Menu dan Porsi Sarapan yang Sesuai untuk Anda

Oleh dr. Dyan Mega Inderawati pada 02 Feb 2019, 07:00 WIB
Bukan hanya pilihan menu, porsi sarapan yang sesuai juga turut menentukan kecukupan energi untuk menjalani aktivitas sehari-hari.
Menu dan Porsi Sarapan yang Sesuai untuk Anda (Monkey Business Images/Shutterstock)

Klikdokter.com, Jakarta Pasokan gizi di pagi hari bisa sangat menentukan performa seseorang dalam sehari. Bila sarapan dengan pilihan menunya tepat, cadangan energi di hari itu bisa terpenuhi dengan sempurna. Sebaliknya, pilihan menu yang keliru akan menjadi bumerang bagi kelancaran dalam beraktivitas.

Di samping menu, porsi sarapan juga tidak kalah berperan. Hati-hati, sekalipun makanannya tepat, porsi sarapan yang kurang atau berlebihan justru dapat membuat badan lemas dan tidak fit seharian, lho!

Menu sarapan yang dianjurkan

Walaupun sederet aktivitas sudah menanti untuk dijalankan, sarapan pagi tidak boleh dilupakan. Sesempit apapun waktu yang dimiliki, pasokan makanan di pagi hari benar-benar harus tetap diperhatikan.

Faktanya, menu sarapan pagi wajib mengandung semua gizi yang diperlukan untuk menjamin kecukupan energi di hari itu. Mulai dari karbohidrat, protein, sayur, buah, dan susu.

Kesalahan yang cukup banyak terjadi adalah kelebihan porsi karbohidrat yang dikonsumsi pada pagi hari. Sebut saja, bubur ayam, nasi uduk, atau nasi goreng yang kerap menjadi pilihan sarapan andalan masyarakat Indonesia. Menu-menu tersebut sebenarnya merupakan asupan kaya karbohidrat sederhana yang justru bisa menyebabkan terjadinya badan lemas setelah dikonsumsi.
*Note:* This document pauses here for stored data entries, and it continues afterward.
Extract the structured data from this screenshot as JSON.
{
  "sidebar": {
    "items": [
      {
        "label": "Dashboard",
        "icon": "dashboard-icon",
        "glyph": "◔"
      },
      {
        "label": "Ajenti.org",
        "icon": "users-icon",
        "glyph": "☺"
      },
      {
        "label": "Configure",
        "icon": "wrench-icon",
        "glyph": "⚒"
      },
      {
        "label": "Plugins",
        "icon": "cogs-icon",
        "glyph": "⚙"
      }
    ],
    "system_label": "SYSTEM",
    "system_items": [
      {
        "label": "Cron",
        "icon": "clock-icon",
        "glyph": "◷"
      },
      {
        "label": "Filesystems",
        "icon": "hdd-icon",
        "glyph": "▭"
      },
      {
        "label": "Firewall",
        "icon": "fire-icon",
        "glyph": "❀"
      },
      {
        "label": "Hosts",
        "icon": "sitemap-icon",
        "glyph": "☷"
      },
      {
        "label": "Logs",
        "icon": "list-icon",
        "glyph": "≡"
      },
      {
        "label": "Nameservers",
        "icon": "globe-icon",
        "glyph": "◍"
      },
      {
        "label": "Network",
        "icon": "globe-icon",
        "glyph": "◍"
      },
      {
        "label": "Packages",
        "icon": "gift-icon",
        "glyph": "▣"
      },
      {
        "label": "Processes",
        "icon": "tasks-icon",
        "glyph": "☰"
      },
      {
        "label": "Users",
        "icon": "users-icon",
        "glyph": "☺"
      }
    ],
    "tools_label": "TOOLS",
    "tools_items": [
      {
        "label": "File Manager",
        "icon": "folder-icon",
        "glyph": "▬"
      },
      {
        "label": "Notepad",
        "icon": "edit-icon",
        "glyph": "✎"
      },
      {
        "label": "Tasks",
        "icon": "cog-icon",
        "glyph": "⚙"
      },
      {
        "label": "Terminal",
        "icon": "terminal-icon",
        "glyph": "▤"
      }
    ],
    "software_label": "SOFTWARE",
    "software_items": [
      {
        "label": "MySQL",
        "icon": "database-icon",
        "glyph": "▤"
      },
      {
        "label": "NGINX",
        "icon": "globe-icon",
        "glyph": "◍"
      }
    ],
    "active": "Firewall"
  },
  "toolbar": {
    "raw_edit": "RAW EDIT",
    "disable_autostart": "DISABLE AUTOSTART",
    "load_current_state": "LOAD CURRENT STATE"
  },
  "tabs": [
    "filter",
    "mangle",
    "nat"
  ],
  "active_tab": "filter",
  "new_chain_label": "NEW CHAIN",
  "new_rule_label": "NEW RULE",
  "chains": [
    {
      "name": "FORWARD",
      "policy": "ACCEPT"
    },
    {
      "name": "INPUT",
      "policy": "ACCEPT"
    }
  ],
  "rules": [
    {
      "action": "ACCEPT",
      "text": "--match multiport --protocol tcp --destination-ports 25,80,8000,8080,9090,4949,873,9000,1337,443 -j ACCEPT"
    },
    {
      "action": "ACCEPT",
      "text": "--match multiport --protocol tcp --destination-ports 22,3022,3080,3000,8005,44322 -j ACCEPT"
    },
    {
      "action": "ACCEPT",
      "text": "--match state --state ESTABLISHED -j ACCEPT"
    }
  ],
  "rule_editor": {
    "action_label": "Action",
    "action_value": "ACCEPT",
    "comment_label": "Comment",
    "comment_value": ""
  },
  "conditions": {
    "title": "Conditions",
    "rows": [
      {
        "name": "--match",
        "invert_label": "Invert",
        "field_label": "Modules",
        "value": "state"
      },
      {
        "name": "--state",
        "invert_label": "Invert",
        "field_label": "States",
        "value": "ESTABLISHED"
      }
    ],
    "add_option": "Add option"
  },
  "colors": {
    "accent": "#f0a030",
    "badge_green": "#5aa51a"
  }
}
Memang, karbohidrat sederhana dalam nasi putih, bubur, atau roti putih mampu dengan cepat memberikan suntikan energi. Akan tetapi, tak berapa lama kemudian, energi yang diberikan akan menurun drastis dan menyebabkan badan lemas maupun rasa kantuk.

Nah, supaya benergi dan segar seharian, Anda wajib memilih makanan yang mengandung karbohidrat kompleks, seperti roti gandum atau oatmeal. Asupan karbohidrat kompleks mampu menjamin kecukupan energi, agar tetap prima selama beraktivitas.

Jika terbiasa makan nasi, Anda dapat memilih menu nasi merah yang dipadukan dengan lauk dan sayur. Kandungan serat pada nasi merah dapat mengontrol metabolisme tubuh sehingga cadangan energi akan terjaga stabil sepanjang hari.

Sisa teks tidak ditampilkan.